Auch in ihrem neusten Werk bewegt sich die Autorin Tereza Vanek wieder abseits „ausgelatschter Pfade“ und widmet ihr Buch der ersten französischen Dichterin Marie de France. Über diese Frau ist nur sehr wenig bekannt, was Tereza Vanek die Möglichkeit gibt, Fiktion und historische Wahrheit zu einer spannenden Geschichte zu verweben.

Marie stammt aus ärmlichen Verhältnissen. Sie ist das Resultat einer Affäre Geoffreys VI mit einer Magd. Wie damals üblich wächst sie bei der Mutter auf, die jedoch früh verstirbt. Deren Lebensgefährte Guillaume, ein Gaukler und Geschichtenerzähler, kümmert sich weiter um das Kind, unterstützt durch Zahlungen des leiblichen Vaters. Als auch Guillaume stirbt, wird sie an den Hof Henris II geholt, wo sie als Hofdame Eleonores von Aquitanien leben soll. Sie hat eine Gabe, Geschichten zu erfinden und in schöne Reime zu fassen. Dies bleibt von Eleonore nicht lange unbemerkt und schon bald zählt Marie zu deren Günstlingen. Doch der Onkel hat etwas anderes mit ihr vor: Sie muss einen walisischen Prinzen heiraten, der sie misshandelt und wie eine Gefangene hält. Als sie von Eleonore an den Hof zurückgeholt wird, scheint ihr Leben und Wirken zunächst gerettet. Aber auch hier erwarten sie Intrigen und Neider, die ihr das Leben schwer machen.

Sprachlich ist dieses Buch ein Genuss. Die Autorin versteht es ausgezeichnet, den Leser in fremde Welten eintauchen zu lassen. Sie beschreibt sehr bildhaft die Figuren und Landschaften, sodass ich mir alles sehr gut vorstellen konnte.
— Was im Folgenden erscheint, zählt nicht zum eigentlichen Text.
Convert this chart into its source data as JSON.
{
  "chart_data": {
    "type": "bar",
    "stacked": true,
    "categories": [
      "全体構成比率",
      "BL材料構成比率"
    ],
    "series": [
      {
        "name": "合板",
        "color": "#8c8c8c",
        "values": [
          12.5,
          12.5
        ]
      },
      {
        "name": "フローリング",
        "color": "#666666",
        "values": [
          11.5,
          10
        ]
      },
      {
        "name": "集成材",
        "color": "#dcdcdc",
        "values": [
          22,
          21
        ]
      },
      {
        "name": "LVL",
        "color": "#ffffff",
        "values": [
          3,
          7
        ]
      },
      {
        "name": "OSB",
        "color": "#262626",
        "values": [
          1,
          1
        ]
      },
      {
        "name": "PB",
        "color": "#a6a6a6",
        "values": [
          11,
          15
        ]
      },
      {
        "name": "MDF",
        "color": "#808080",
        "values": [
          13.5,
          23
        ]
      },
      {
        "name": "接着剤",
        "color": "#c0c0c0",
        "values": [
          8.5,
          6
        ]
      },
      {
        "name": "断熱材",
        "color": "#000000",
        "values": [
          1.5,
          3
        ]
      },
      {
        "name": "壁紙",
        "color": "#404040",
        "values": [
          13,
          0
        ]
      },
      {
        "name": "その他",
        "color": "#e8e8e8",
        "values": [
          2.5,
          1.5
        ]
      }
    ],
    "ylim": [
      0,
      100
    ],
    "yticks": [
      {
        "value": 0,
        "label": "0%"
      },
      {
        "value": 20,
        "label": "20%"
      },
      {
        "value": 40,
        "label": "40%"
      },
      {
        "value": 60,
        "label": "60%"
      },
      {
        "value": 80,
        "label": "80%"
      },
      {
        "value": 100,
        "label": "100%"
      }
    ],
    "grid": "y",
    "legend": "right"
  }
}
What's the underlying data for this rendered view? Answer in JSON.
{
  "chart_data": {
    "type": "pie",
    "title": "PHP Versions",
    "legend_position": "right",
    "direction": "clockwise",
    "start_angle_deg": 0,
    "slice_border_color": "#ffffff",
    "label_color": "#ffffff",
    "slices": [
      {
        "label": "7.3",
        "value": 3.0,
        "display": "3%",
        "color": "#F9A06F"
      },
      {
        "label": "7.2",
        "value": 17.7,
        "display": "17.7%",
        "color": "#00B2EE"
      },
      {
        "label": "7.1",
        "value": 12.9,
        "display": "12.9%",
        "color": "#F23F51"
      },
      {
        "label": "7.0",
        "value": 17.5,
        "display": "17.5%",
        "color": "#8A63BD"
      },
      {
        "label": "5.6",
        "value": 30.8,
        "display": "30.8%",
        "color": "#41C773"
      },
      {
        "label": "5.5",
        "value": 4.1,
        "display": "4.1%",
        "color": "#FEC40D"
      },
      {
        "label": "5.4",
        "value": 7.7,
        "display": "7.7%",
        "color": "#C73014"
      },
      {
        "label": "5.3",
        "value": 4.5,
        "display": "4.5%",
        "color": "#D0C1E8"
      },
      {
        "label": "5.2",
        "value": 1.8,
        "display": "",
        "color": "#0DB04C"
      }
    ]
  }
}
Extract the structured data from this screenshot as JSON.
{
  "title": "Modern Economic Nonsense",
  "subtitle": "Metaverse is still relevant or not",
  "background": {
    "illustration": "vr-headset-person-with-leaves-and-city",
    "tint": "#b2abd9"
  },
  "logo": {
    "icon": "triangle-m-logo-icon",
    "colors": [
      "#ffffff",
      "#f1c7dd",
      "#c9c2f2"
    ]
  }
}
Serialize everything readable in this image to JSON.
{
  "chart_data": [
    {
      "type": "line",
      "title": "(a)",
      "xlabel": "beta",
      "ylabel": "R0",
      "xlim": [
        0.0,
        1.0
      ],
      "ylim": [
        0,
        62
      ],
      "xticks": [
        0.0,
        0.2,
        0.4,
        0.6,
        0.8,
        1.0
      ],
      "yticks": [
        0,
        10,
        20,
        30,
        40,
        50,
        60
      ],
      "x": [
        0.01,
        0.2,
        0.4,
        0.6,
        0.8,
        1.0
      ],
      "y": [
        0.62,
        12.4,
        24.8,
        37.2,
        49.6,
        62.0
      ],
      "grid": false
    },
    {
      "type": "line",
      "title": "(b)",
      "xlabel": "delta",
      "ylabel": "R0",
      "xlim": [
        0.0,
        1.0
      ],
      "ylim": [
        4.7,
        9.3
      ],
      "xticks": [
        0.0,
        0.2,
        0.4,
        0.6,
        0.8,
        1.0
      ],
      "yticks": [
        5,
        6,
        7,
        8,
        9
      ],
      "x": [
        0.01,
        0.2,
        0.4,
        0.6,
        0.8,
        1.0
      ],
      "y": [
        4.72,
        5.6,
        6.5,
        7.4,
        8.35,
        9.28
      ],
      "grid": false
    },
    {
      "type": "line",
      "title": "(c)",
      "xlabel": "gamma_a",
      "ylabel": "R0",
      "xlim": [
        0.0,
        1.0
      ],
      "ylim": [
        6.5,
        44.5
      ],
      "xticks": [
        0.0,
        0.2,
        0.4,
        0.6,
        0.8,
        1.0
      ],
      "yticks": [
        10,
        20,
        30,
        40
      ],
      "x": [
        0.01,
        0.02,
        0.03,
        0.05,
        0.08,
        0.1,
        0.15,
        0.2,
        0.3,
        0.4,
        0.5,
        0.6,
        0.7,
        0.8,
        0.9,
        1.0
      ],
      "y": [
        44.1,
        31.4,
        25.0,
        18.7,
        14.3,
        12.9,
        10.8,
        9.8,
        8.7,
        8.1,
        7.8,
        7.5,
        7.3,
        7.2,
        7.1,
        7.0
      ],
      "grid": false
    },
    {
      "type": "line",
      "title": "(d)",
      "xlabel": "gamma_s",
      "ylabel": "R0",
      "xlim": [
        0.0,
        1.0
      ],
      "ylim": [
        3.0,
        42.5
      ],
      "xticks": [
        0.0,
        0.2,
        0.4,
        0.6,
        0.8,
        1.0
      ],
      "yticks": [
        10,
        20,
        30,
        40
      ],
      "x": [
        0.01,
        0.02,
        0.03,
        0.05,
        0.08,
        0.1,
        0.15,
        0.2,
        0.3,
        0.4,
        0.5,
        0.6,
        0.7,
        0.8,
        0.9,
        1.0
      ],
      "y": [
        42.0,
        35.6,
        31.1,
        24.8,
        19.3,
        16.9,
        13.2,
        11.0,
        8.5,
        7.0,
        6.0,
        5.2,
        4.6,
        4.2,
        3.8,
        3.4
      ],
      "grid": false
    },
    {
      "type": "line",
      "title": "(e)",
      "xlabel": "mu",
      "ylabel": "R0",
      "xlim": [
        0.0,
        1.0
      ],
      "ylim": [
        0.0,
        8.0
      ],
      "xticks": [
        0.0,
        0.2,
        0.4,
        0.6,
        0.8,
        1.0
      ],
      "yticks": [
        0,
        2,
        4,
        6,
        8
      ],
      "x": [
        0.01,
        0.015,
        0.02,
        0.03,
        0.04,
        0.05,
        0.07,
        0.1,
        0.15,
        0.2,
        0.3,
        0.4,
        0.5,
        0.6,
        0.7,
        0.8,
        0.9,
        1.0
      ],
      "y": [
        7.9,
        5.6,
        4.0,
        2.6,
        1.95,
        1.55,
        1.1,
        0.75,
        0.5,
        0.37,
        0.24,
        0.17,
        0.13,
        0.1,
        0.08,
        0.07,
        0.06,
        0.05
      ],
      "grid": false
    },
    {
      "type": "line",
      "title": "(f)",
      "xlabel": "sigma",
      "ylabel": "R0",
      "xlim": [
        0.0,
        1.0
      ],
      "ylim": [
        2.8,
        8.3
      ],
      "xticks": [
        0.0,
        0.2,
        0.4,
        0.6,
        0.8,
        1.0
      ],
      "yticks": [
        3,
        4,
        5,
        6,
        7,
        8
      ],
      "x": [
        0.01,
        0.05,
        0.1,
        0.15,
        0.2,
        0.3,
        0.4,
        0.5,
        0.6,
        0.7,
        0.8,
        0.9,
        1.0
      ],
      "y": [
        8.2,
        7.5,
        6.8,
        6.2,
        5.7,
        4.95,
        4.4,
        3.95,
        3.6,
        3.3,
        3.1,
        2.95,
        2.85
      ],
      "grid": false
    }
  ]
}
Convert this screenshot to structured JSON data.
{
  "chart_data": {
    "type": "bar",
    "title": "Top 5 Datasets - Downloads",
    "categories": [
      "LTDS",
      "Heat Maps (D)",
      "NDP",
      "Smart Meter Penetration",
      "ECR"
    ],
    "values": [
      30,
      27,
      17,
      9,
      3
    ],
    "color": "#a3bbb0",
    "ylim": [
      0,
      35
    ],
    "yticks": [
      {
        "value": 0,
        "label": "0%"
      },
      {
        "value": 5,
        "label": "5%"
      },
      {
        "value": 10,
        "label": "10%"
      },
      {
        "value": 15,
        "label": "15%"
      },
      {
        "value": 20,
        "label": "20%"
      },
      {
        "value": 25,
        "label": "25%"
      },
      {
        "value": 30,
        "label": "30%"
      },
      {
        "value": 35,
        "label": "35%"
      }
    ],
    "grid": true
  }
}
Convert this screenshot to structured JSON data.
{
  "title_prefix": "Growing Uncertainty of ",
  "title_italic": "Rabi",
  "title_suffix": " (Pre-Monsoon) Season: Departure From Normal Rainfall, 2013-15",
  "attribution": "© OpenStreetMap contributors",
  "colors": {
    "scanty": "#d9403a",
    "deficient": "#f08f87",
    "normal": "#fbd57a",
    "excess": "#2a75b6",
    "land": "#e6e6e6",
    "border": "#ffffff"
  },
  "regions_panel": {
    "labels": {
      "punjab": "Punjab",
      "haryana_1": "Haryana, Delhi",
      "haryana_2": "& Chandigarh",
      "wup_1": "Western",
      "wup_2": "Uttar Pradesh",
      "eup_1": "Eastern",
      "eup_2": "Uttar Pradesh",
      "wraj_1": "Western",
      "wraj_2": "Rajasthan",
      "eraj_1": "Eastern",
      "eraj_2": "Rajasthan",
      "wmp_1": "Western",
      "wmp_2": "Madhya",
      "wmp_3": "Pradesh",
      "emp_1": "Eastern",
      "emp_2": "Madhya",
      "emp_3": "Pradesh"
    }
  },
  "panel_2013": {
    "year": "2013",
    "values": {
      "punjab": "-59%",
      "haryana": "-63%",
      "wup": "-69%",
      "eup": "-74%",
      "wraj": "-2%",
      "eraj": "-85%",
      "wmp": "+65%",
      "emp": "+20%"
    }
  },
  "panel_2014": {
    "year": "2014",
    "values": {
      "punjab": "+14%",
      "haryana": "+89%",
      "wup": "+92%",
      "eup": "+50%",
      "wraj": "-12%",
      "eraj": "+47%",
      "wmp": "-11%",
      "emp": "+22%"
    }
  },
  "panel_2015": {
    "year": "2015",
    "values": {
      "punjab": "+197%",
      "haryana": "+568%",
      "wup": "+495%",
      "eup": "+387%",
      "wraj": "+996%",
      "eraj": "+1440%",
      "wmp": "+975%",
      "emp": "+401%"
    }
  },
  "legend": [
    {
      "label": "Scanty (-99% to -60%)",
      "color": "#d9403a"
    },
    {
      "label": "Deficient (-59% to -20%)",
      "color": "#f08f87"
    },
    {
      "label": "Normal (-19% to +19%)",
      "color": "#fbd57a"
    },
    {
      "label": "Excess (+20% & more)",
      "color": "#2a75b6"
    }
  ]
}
Die Charaktere sind sehr gut ausgearbeitet, allen voran natürlich Marie und die Königin Eleonore. Aber auch Nebenfiguren wie Maries Tante Emma oder ihre Dienerin Hawisa sind mehrdimensional gezeichnet, machen im Laufe der Jahre Entwicklungen durch und wuchsen mir ans Herz. Eine Liebesgeschichte darf in einem historischen Roman natürlich auch nicht fehlen. Tereza Vanek erzählt diese sehr gefühlvoll und dennoch realistisch.

Neben einem zeitlichen Überblick und einem Stammbaum der englischen Königsfamilie bietet das umfangreiche Taschenbuch noch ein ausführliches Nachwort der Autorin, in dem sie erklärt, was an ihrer Geschichte historisch belegt und was ihrer Fantasie entsprungen ist. Wie eingangs erwähnt, ist über Marie de France nicht sehr viel bekannt, sodass Frau Vanek die Geschehnisse um Marie zum größten Teil frei erfunden hat. Ich kann mir aber vorstellen, dass das Leben am Hofe damals so stattgefunden hat.

Fazit:
Mit „Die Dichterin von Aquitanien“ hat mir Tereza Vanek auf unterhaltsame und spannende Art sowohl das Leben und das Werk der Marie de France, als auch den Königshof zu Zeiten Henris II, näher gebracht.